President Trump and Congressional Democrats recently came to an agreement to pursue funding for a $2 trillion infrastructure plan. The plan is supposed to improve the country’s roads, highways, railroads, and broadband internet access. But is this taxpayer-funded plan really necessary? And will it provide the benefits that its creators say it will?
The problem with infrastructure in the US is that it is largely government-built, government-owned, and government-provided. Take roads as the classic example. They’re build and maintained by the government. That’s socialism. And what do we know about socialism? We know that it is impossible for a socialist system to engage in economic calculation in order to determine how much to spend and where.
All the debates about improving infrastructure are really just debates about how best to improve the provision of goods that are being provided through socialist means. Ultimately any plan that doesn’t get at the root of the problem, that these goods are being provided through socialism, will fail to succeed. The problem isn’t the fact that there isn’t enough money or not enough maintenance, it’s the fact that a socialist system cannot provide these goods in a manner that will adequately satisfy consumer demand.
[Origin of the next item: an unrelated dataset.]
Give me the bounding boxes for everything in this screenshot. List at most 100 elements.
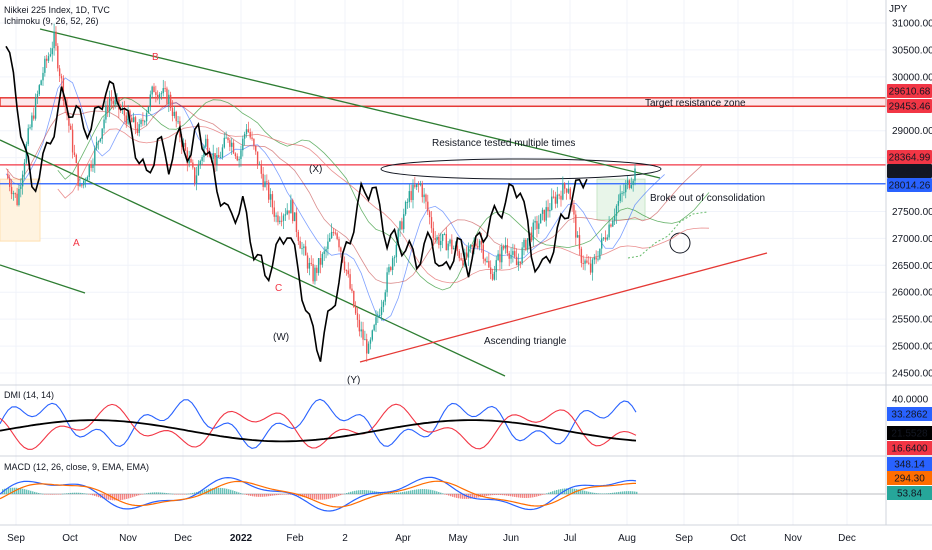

When you think of the amount of money that Americans pay in gasoline taxes, money that is supposed to pay for roads, and think of how that money is squandered, it makes you angry. But that’s the nature of socialist systems. The government road system can’t go out of business, it continues to charge users indirectly through gas taxes rather than directly through use taxes, and it continues to give bloated contracts to politically-connected construction firms to build and maintain roads. Is it any wonder then that the country’s infrastructure is crumbling?
There’s more than enough money out there to fix the nation’s infrastructure, it’s just misspent because of the nature of how the infrastructure is built and provided. Solutions that fail to address those structural issues are doomed to fail and will only waste even more trillions of taxpayer dollars.